Pero mi luto por Hiawatha se vio abreviado por la llegada a casa de algo ligeramente más exótico que una abubilla y que daba mucho más quehacer. Larry había anunciado de sopetón que se iba a Atenas invitado por unos amigos, para hacer unos trabajos de investigación. Tras el revuelo de su partida descendió la tranquilidad sobre la villa. Leslie se pasaba la mayor parte del tiempo haciendo el tonto con una escopeta, y Margo, que en aquel momento no estaba inmersa en ningún tempestuoso lance sentimental, se había iniciado en los secretos de la escultura en jabón.
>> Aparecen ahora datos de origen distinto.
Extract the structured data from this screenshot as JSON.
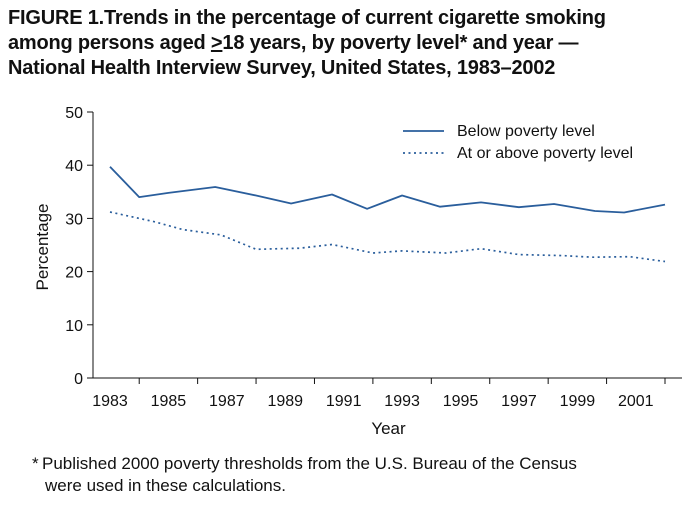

Atrincherada en el desván, hacía figuras un tanto torcidas y resbalosas con un jabón amarillo de acre olor, y aparecía a las horas de comer enfundada en una bata de flores y sumida en trance artístico.
Mamá decidió aprovechar aquella calma inopinada para hacer una cosa que tenía pendiente desde hacía tiempo. El año anterior había sido excelente para la fruta, y mi madre se había pasado las horas muertas preparando diversas mermeladas y conservas, algunas según recetas indias procedentes de su abuela y que se remontaban a los inicios del siglo XIX. Todo marchó a pedir de boca, y en la fresca y espaciosa despensa relumbraban ejércitos de frascos. Pero quiso la desgracia que durante una tormenta de singular violencia que tuvimos en el invierno se abriera una gotera en el techo de la despensa, y una mañana Mamá se encontró con que se habían despegado todas las etiquetas. Ante sí tenía varios cientos de frascos cuyo contenido era difícil de identificar a menos que se abriera el recipiente. Ahora que la familia le dejaba un momento de respiro, resolvió aplicarse a tan necesaria tarea; y, como era cosa de andar probando, yo ofrecí mi colaboración. Entre los dos sacamos unos ciento cincuenta tarros de conservas a la mesa de la cocina, nos armamos de cucharas y etiquetas nuevas y estábamos a punto de dar principio a la gigantesca catadura cuando llegó Spiro.